An audacious battery—"An unusual occasion"—Guns to the front at night—Close to the firing-line—Not so dangerous for observers—The German lines near by—Advantages of even a gentle slope—Skilfully chosen German positions—A game of hide and seek with death—Business-like progress—Haze, shell-smoke and moving figures—Each figure part of the "system."
Hadn't that battery commander mistaken his directions when he emplaced his howitzers behind a bluff in the old No Man's Land? Didn't he know that the German infantry was only the other side of the knoll and that two or three score German batteries were in range? I looked for a tornado to descend forthwith upon the gunners' heads. I liked their audacity, but did not court their company when I could not break a habit of mind bred in the rules of trench-tied warfare where the other fellow was on the lookout for just such fair targets as they.
For the moment these "hows" were not firing and the gunners were in a little circumscribed world of their own, dissociated from the movement around them as they busily dug pits for their ammunition. In due course someone might tell them to begin registering on a certain point or to turn loose on one which they had already registered. Meanwhile, very workmanlike in their shirt-sleeves, they had no concern with the traffic in the rear, except as it related to their own supply of shells, or with the litter of the field, or the dead, or the burial parties and the scattered wounded passing back from the firing-line. Their business relations were exclusively with the battle area hidden by the bluff. I thought that they were "rather fond of themselves" (as the British say) that morning, though not so much so, perhaps, as the crew of the eighteen pounders still farther forward within about a thousand yards of the Germans whom they were pelting with shrapnel.
Ordinarily, the eighteen pounders were expected to keep a distance of four or five thousand yards; but this was "rather an unusual occasion" as an officer explained. It would never do for the eighteen pounders to be wall-flowers; they must be on the ballroom floor. Had these men who were mechanically slipping shells into the gun-breeches slept last night or the previous night? Oh, yes, for two or three hours when they were not firing.
What did fatigue matter to an eighteen-pounder spirit released from the eternal grind of trench warfare and pushing across the open in the way that eighteen pounders were meant to do? Weren't they horse artillery? What use had they had for their horses in the immovable Ypres salient except when they drew back their guns to the billets after their tour of duty?—they who had drilled and drilled in evolutions in England under the impression that field guns were a mobile arm!

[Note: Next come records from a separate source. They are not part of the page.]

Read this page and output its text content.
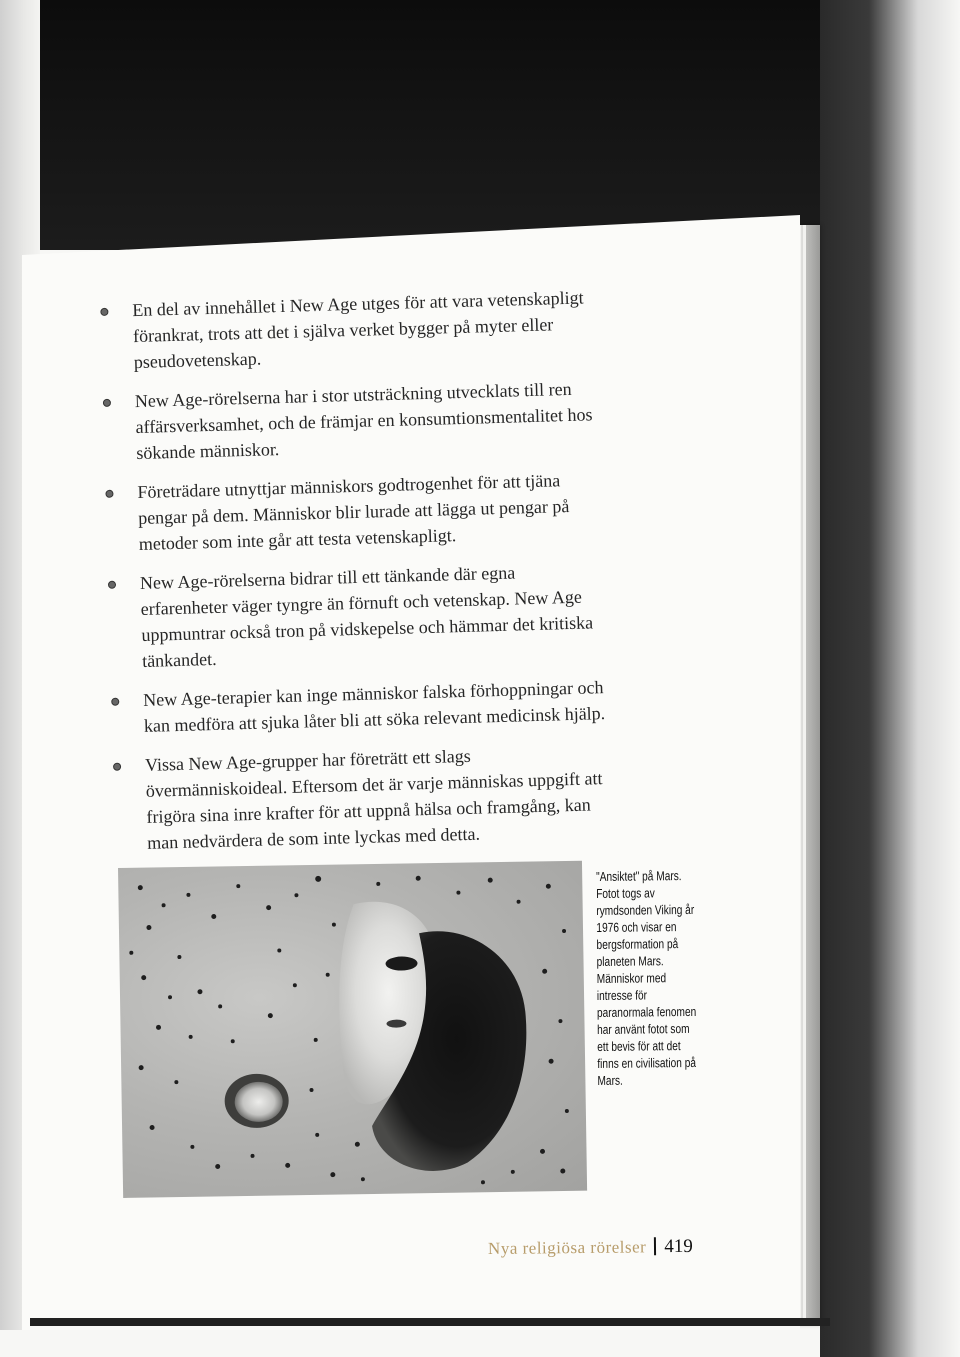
En del av innehållet i New Age utges för att vara vetenskapligt förankrat, trots att det i själva verket bygger på myter eller pseudovetenskap.
New Age-rörelserna har i stor utsträckning utvecklats till ren affärsverksamhet, och de främjar en konsumtionsmentalitet hos sökande människor.
Företrädare utnyttjar människors godtrogenhet för att tjäna pengar på dem. Människor blir lurade att lägga ut pengar på metoder som inte går att testa vetenskapligt.
New Age-rörelserna bidrar till ett tänkande där egna erfarenheter väger tyngre än förnuft och vetenskap. New Age uppmuntrar också tron på vidskepelse och hämmar det kritiska tänkandet.
New Age-terapier kan inge människor falska förhoppningar och kan medföra att sjuka låter bli att söka relevant medicinsk hjälp.
Vissa New Age-grupper har företrätt ett slags övermänniskoideal. Eftersom det är varje människas uppgift att frigöra sina inre krafter för att uppnå hälsa och framgång, kan man nedvärdera de som inte lyckas med detta.
"Ansiktet" på Mars. Fotot togs av rymdsonden Viking år 1976 och visar en bergsformation på planeten Mars. Människor med intresse för paranormala fenomen har använt fotot som ett bevis för att det finns en civilisation på Mars.
Nya religiösa rörelser 419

When orders came on the afternoon of July 1st to go ahead "right into it" it was like a summons to a holiday for a desk-ridden man brought up in the Rockies. Out into the night with creaking wheels and caissons following with sharp words of urging from the sergeant, "Now, wheelers, as I taught you at Aldershot," as they went across old trenches or up a stiff slope and into the darkness, with transport giving them the right of way, and on to a front that was in motion, with officers studying their maps and directions by the pocket flashlight—this was something like. And a young lieutenant hurried forward to where the rifles were talking to signal back the results of the guns firing from the midst of the battle. Something like, indeed! The fellows training their pieces in keeping with his instructions might be in for a sudden concentration of blasts from the enemy, of course. Wasn't that part of the experience? Wasn't it their place to take their share of the pounding, and didn't they belong to the guns?
These were examples close at hand, but sprinkled about the well-won area I saw the puffs from other British batteries which, after a nocturnal journey, morning found close to the firing-line. While I was moving about in the neighborhood I cast glances in the direction of that particular battery of eighteen pounders which was still serenely firing without being disturbed by the German guns. There was something unreal about it after nearly two years of the Ypres salient.

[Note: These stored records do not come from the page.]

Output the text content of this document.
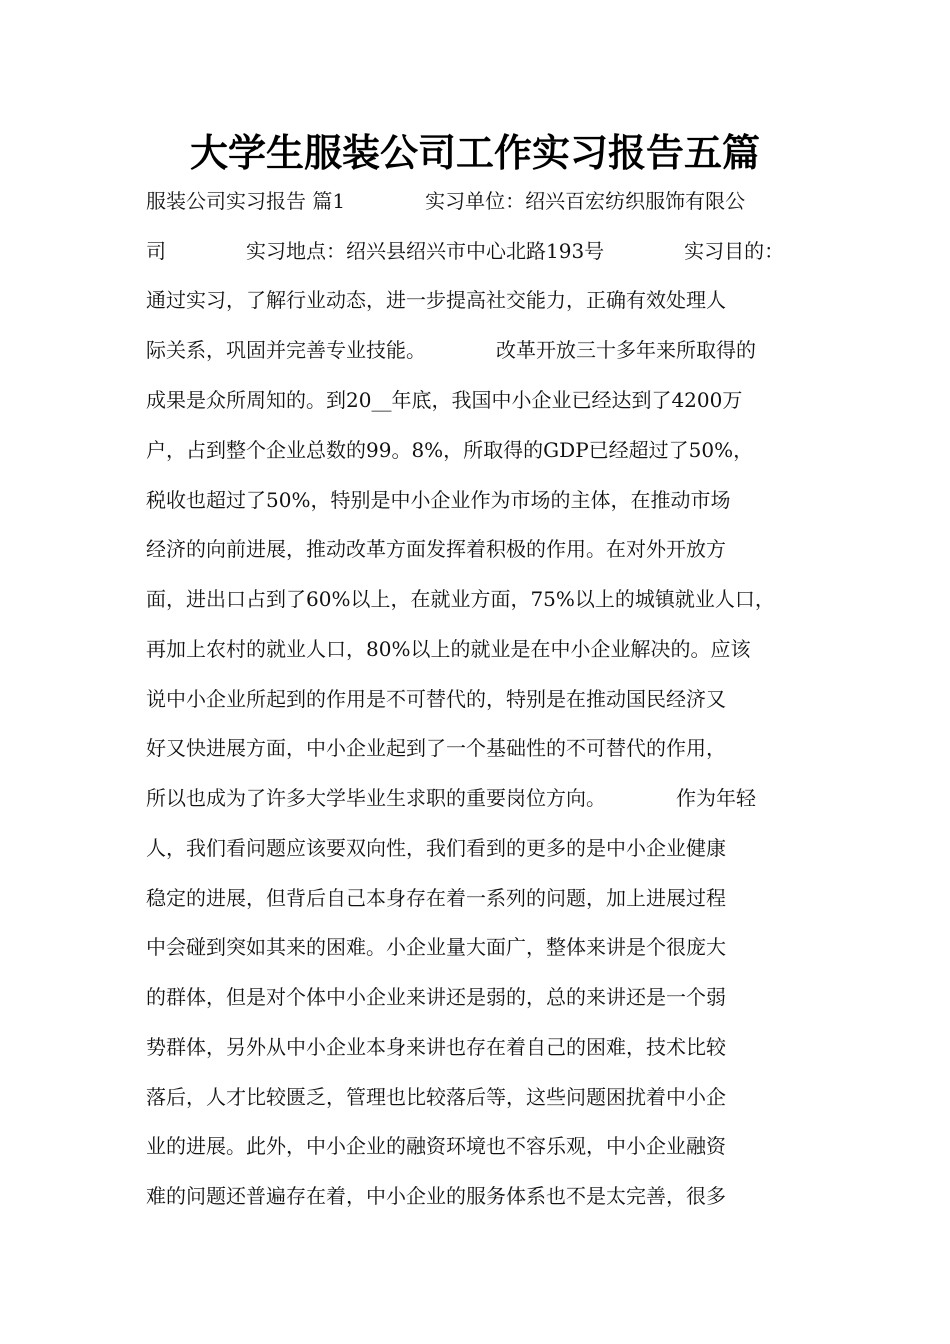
大学生服装公司工作实习报告五篇
服装公司实习报告 篇1　　　　实习单位：绍兴百宏纺织服饰有限公
司　　　　实习地点：绍兴县绍兴市中心北路193号　　　　实习目的：
通过实习，了解行业动态，进一步提高社交能力，正确有效处理人
际关系，巩固并完善专业技能。　　　　改革开放三十多年来所取得的
成果是众所周知的。到20__年底，我国中小企业已经达到了4200万
户，占到整个企业总数的99。8%，所取得的GDP已经超过了50%，
税收也超过了50%，特别是中小企业作为市场的主体，在推动市场
经济的向前进展，推动改革方面发挥着积极的作用。在对外开放方
面，进出口占到了60%以上，在就业方面，75%以上的城镇就业人口，
再加上农村的就业人口，80%以上的就业是在中小企业解决的。应该
说中小企业所起到的作用是不可替代的，特别是在推动国民经济又
好又快进展方面，中小企业起到了一个基础性的不可替代的作用，
所以也成为了许多大学毕业生求职的重要岗位方向。　　　　作为年轻
人，我们看问题应该要双向性，我们看到的更多的是中小企业健康
稳定的进展，但背后自己本身存在着一系列的问题，加上进展过程
中会碰到突如其来的困难。小企业量大面广，整体来讲是个很庞大
的群体，但是对个体中小企业来讲还是弱的，总的来讲还是一个弱
势群体，另外从中小企业本身来讲也存在着自己的困难，技术比较
落后，人才比较匮乏，管理也比较落后等，这些问题困扰着中小企
业的进展。此外，中小企业的融资环境也不容乐观，中小企业融资
难的问题还普遍存在着，中小企业的服务体系也不是太完善，很多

But the worst shock to a trench-tied habit of mind was when I stood upon the parapet of a German trench and saw ahead the British firing-line and the German, too. I ducked as instinctively, according to past training, as if I had seen a large, black, murderous thing coming straight for my head. In the stalemate days a dozen sharpshooters waiting for such opportunities would have had a try at you; a machine gun might have loosened up, and even batteries of artillery in their search for game to show itself from cover did not hesitate to snipe with shells at an individual.
I must be dead; at least, I ought to be according to previous formulæ; but realizing that I was still alive and that nothing had cracked or whistled overhead, I took another look and then remained standing. I had been considering myself altogether too important a mortal. German guns and snipers were not going to waste ammunition on a non-combatant on the skyline when they had an overwhelming number of belligerent targets. A few shrapnel breaking remotely were all that we had to bother us, and these were sparingly sent with the palpable message, "We'll let you fellows in the rear know what we would do to you if we were not so preoccupied with other business."
I was near enough to see the operations; to have gone nearer would have been to face in the open the sweep of bullets over the heads of the British front line hugging the earth, which is not wise in these days of the machine gun. A correspondent likes to see without being shot at and his lot is sometimes to be shot at without being able to see anything except the entrance of a dugout, which on some occasions is more inviting than the portals of a palace.